Parmenides (dialogue) - Discussion With Aristoteles

Discussion With Aristoteles

This difficult second part of the dialogue is generally agreed to be one of the most challenging, and sometimes bizarre, pieces in the whole of the Platonic corpus. It consists of an unrelenting series of difficult and subtle arguments, where the exchange is stripped of all but the bare essentials of the arguments involved. Gone are the drama and colour we are accustomed to from earlier dialogues.

The long, austere second half of the dialogue is organized as a series of eight (or alternatively, nine) deductions about the relation of the one to the many. The reasoning is often, as are Parmenides' arguments in the first section of the work, obscure, and at times appears to be blatantly fallacious. Further, the deductions appear to be set up in a way to deliberately produce antinomies, or mutually contradictory conclusions. A bare outline of the deductions runs as follows:

  • Deduction 1 - Hypothesis: If it is one. Conclusion: The one is nothing, does not exist, and is not the object of perception, knowledge or opinion.
  • Deduction 2 - Hypothesis: If the one is. Conclusion: The one is everything and is the object of perception, knowledge and opinion.
  • Appendix to Deductions 1 and 2 - Hypothesis: If the one is one and many, neither one nor many, and in time. Conclusion: The one comes to be and passes away in an instant outside of time.
  • Deduction 3 - Hypothesis: If the one is. Conclusion: The many have contrary properties.
  • Deduction 4 - Hypothesis: If the one is. Conclusion: The one is not in the many and the many not in the one; the many have no properties.
  • Deduction 5 - Hypothesis: If the one is not. Conclusion: The one comes to be and passes away and neither comes to be nor passes away.
  • Deduction 6 - Hypothesis: If the one is not. Conclusion: The one is nothing and in no state.
  • Deduction 7 - Hypothesis: If the one is not. Conclusion: The many have contrary properties.
  • Deduction 8 - Hypothesis: If the one is not. Conclusion: Nothing exists.

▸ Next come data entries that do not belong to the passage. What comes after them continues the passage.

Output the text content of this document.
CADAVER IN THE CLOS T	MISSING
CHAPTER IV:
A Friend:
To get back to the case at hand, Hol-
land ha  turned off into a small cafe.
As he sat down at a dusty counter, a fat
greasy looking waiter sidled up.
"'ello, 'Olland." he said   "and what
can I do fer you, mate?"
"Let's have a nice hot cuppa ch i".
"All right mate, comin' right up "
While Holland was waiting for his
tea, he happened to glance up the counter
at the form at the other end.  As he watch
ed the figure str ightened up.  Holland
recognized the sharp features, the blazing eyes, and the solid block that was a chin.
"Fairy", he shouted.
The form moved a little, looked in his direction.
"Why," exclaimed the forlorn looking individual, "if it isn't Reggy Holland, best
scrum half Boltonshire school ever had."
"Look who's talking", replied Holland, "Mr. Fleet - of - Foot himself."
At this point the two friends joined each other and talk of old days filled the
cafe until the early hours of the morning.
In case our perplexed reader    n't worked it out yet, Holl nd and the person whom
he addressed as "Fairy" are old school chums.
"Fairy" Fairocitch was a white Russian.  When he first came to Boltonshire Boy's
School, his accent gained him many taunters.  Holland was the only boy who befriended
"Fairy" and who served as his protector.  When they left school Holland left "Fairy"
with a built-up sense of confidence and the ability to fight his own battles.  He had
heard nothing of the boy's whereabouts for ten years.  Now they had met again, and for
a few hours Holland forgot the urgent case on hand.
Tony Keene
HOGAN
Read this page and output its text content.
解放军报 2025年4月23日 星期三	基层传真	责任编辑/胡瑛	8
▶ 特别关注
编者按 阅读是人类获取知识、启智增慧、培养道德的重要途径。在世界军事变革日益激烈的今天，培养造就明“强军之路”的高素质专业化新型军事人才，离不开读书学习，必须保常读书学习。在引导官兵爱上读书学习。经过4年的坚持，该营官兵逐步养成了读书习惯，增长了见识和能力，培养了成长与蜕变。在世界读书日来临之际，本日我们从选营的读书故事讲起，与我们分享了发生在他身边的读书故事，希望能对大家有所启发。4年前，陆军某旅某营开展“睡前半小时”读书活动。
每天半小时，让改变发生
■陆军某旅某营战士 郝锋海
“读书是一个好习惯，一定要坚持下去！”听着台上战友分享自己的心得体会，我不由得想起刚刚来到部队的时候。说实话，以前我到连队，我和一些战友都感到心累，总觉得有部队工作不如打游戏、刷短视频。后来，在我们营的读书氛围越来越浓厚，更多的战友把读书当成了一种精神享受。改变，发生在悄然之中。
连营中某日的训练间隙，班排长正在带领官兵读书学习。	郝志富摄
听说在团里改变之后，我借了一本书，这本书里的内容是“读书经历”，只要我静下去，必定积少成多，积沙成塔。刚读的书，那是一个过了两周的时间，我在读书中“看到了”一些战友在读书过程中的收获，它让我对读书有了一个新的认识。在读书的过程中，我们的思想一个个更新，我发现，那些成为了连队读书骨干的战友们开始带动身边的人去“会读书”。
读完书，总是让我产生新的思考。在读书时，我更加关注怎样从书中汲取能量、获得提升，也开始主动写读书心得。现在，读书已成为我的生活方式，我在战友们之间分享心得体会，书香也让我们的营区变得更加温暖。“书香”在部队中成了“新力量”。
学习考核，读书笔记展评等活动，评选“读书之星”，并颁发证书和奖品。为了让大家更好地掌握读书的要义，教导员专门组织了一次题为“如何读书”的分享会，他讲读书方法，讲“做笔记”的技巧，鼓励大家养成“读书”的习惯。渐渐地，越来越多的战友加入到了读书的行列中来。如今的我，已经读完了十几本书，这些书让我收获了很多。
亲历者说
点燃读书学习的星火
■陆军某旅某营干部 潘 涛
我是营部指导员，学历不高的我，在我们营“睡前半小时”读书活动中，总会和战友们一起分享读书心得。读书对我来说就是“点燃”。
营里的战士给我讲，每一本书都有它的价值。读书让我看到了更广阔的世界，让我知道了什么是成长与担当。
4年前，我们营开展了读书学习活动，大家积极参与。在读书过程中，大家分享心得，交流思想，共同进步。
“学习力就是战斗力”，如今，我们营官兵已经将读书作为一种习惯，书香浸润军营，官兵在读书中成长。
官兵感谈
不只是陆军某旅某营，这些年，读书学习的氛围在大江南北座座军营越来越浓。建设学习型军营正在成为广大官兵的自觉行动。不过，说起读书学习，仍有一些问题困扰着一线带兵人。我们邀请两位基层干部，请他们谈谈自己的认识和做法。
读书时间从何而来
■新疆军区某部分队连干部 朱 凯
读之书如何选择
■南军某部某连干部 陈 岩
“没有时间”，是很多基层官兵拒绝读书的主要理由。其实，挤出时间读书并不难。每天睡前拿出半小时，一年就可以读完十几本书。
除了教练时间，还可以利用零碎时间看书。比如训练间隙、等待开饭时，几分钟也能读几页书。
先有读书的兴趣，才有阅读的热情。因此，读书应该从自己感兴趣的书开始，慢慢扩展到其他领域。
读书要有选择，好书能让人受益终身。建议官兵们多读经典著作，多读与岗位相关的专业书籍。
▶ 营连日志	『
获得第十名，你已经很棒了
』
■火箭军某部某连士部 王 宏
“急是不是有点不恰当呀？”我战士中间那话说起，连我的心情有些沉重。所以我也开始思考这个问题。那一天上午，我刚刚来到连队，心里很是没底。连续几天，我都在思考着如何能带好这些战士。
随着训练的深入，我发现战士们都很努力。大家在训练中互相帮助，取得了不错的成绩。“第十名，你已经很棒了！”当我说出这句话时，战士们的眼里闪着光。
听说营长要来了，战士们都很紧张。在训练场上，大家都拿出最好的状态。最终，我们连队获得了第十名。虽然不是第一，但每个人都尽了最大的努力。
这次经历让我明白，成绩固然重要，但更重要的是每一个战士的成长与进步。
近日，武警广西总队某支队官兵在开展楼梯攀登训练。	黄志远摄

A satisfactory characterisation of this part of the dialogue has eluded scholars since antiquity. Many thinkers have tried, among them Cornford, Russell, Ryle, and Owen; but few would accept without hesitation any of their characterisations as having got to the heart of the matter. Recent interpretations of the second part have been provided by Miller (1986), Meinwald (1991), Sayre (1996), Allen (1997), Turnbull (1998), Scolnicov (2003), and Rickless (2007). It is difficult to offer even a preliminary characterisation, since commentators disagree even on some of the more rudimentary features of any interpretation. The discussion, at the very least, concerns itself with topics close to Plato's heart in many of the later dialogues, such as Being, Sameness, Difference, and Unity; but any attempt to extract a moral from these passages invites contention.